The massage profession made a fateful mistake in the mid-1980s when it decided to become the umbrella for every new-age concept imaginable and to allow them to demand their autonomy within the massage profession. Too many groups were allowed on the boat without being required to row. Soon, the tyranny of the minorities paralyzed the majority from effectively defining a profession through standards and effective legislation. Prior to that time, the massage profession knew what it was and knew what it did. Since that time, it has been impossible to define what the profession is and what it does.
Groups that claim to not be massage and thus should not be regulated by massage legislation demand to be accepted as continuing education for massage therapists. Our sacred national certification exam, which is used as a licensing exam in most regulated states, tests one's knowledge of meditation and other fascinating but irrelevant, fringe modalities. (I have been a mediator for years. It has nothing specifically to do with the practice of massage.) The exam has forced Asian theory and techniques down our throats and now the Asian groups want exemptions from any regulation. They seem to claim they are not massage or bodywork and should not be governed by massage regulation. Yet, they have demanded everyone study Asian techniques to get a massage license. Oh, and of course, Asian techniques should be approved as continuing education for something they say they are not. Every little group wants to claim the creditability and acceptance that professional massage therapists have earned but without meeting any standard or having any accountability. It's insane and a joke, but not a funny one. We are in a sad state for a profession.

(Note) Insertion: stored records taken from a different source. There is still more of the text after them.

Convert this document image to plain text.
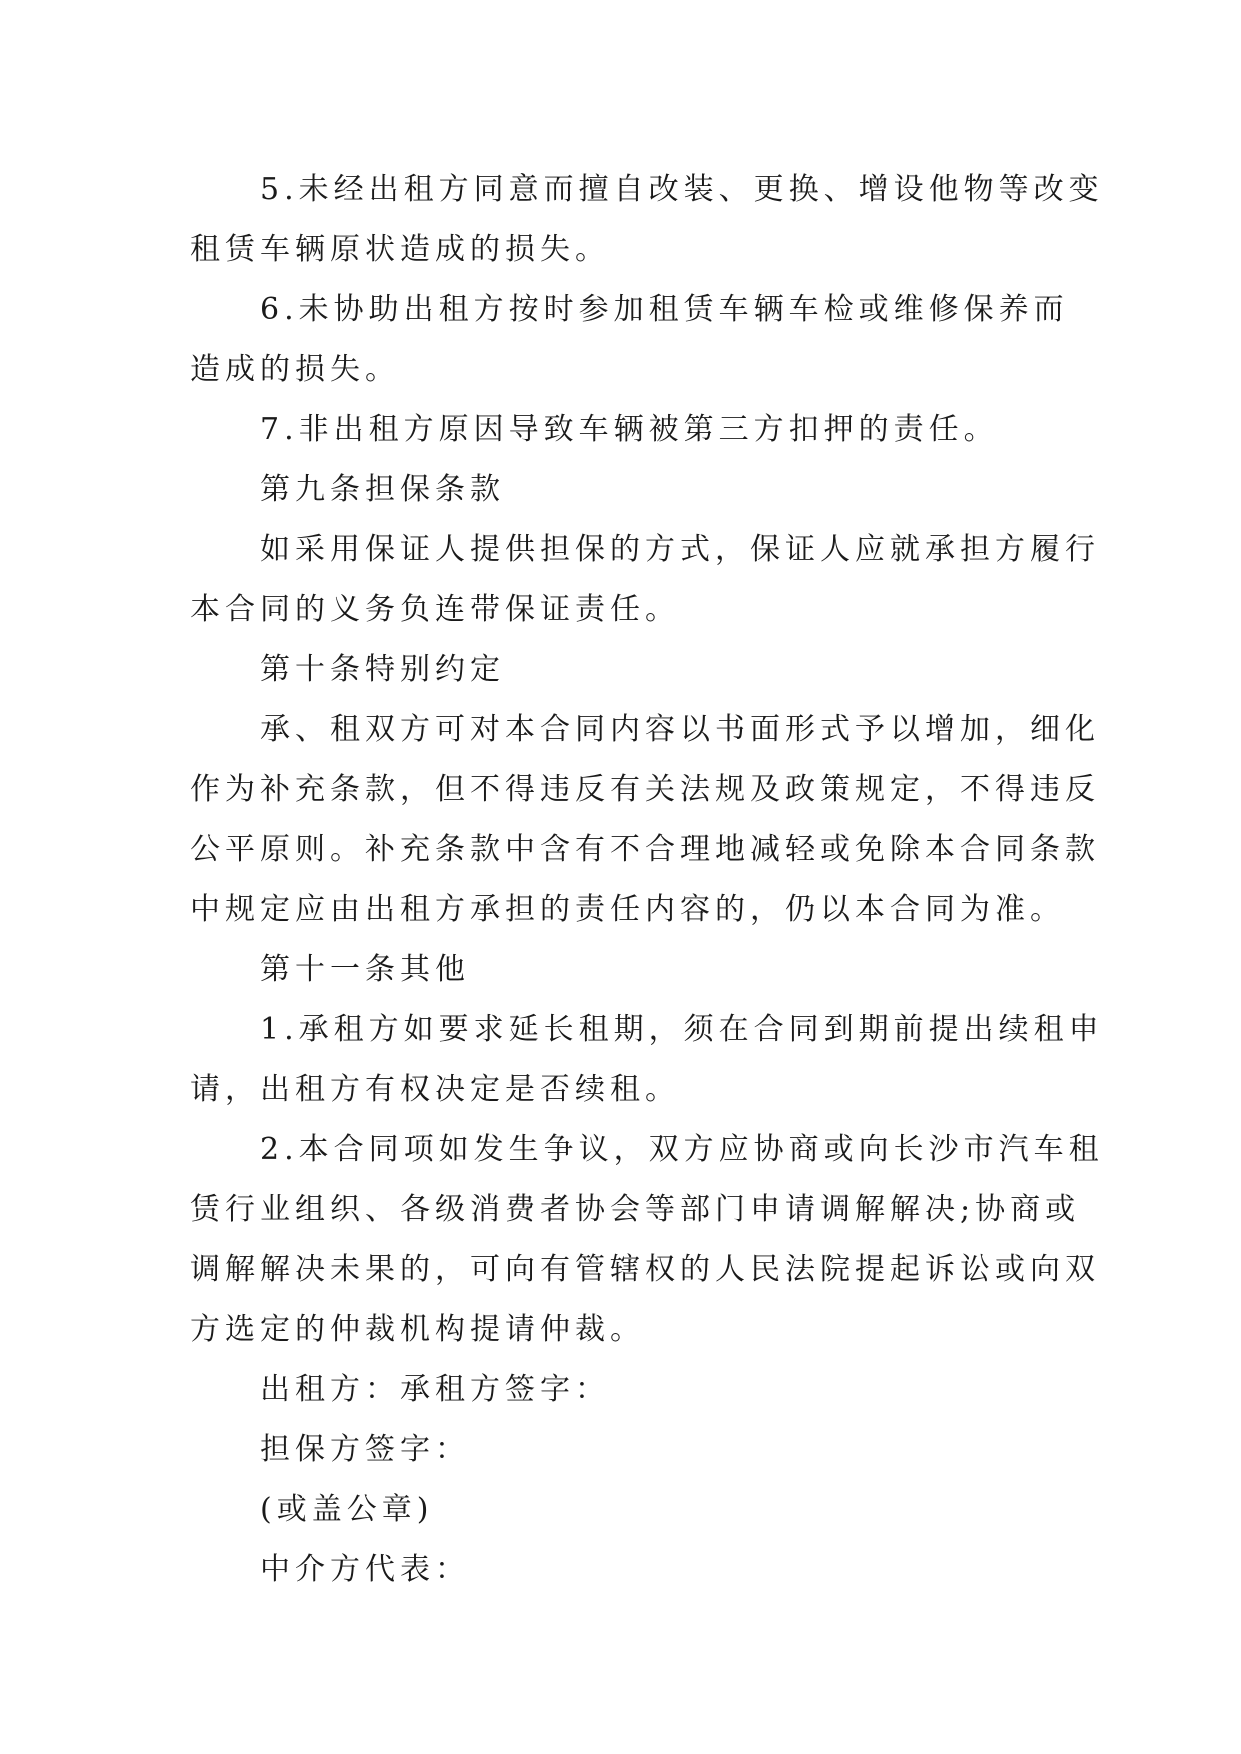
5.未经出租方同意而擅自改装、更换、增设他物等改变
租赁车辆原状造成的损失。

6.未协助出租方按时参加租赁车辆车检或维修保养而
造成的损失。

7.非出租方原因导致车辆被第三方扣押的责任。

第九条担保条款

如采用保证人提供担保的方式，保证人应就承担方履行
本合同的义务负连带保证责任。

第十条特别约定

承、租双方可对本合同内容以书面形式予以增加，细化
作为补充条款，但不得违反有关法规及政策规定，不得违反
公平原则。补充条款中含有不合理地减轻或免除本合同条款
中规定应由出租方承担的责任内容的，仍以本合同为准。

第十一条其他

1.承租方如要求延长租期，须在合同到期前提出续租申
请，出租方有权决定是否续租。

2.本合同项如发生争议，双方应协商或向长沙市汽车租
赁行业组织、各级消费者协会等部门申请调解解决;协商或
调解解决未果的，可向有管辖权的人民法院提起诉讼或向双
方选定的仲裁机构提请仲裁。

出租方：承租方签字：

担保方签字：

(或盖公章)

中介方代表：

To pass a licensing law, the compromises made within our own profession make the regulation worthless and nothing more than a tax on those who participate for their ego's sake of saying, "I'm state-licensed/registered/certified." Just to pass some law, any law, we have given up important parts of our scope of practice - along with most of the benefits that professional regulation was created to provide, as I have discussed at length in my recent columns.
On top of it all, enter the career colleges and chain schools that want to turn us into "allied health care providers" taught 50 percent via distance learning. It's a seductive title, until you realize that it puts us with PT assistants, nurses' aides and other medical techs under the complete control of the allopaths. Nothing wrong with those professions, but they are a step down in freedom and pay from being first-door providers. These schools believe our profession should change its entry-level standards for the convenience and profit of the schools, instead of the schools accepting the responsibility of training students to the standards of the profession. This completely selfish attitude shows how little they actually care about our profession in particular or the quality of care provided to the public, in general.
So, that is where the profession of massage is today from my view. I hope this little bit of history was beneficial. If it seems like it paints a dark picture, despair not, as it is neither dark nor light. It is just the reality of the situation. I am an optimist and recognize that much good is being done despite our floundering. There always is hope.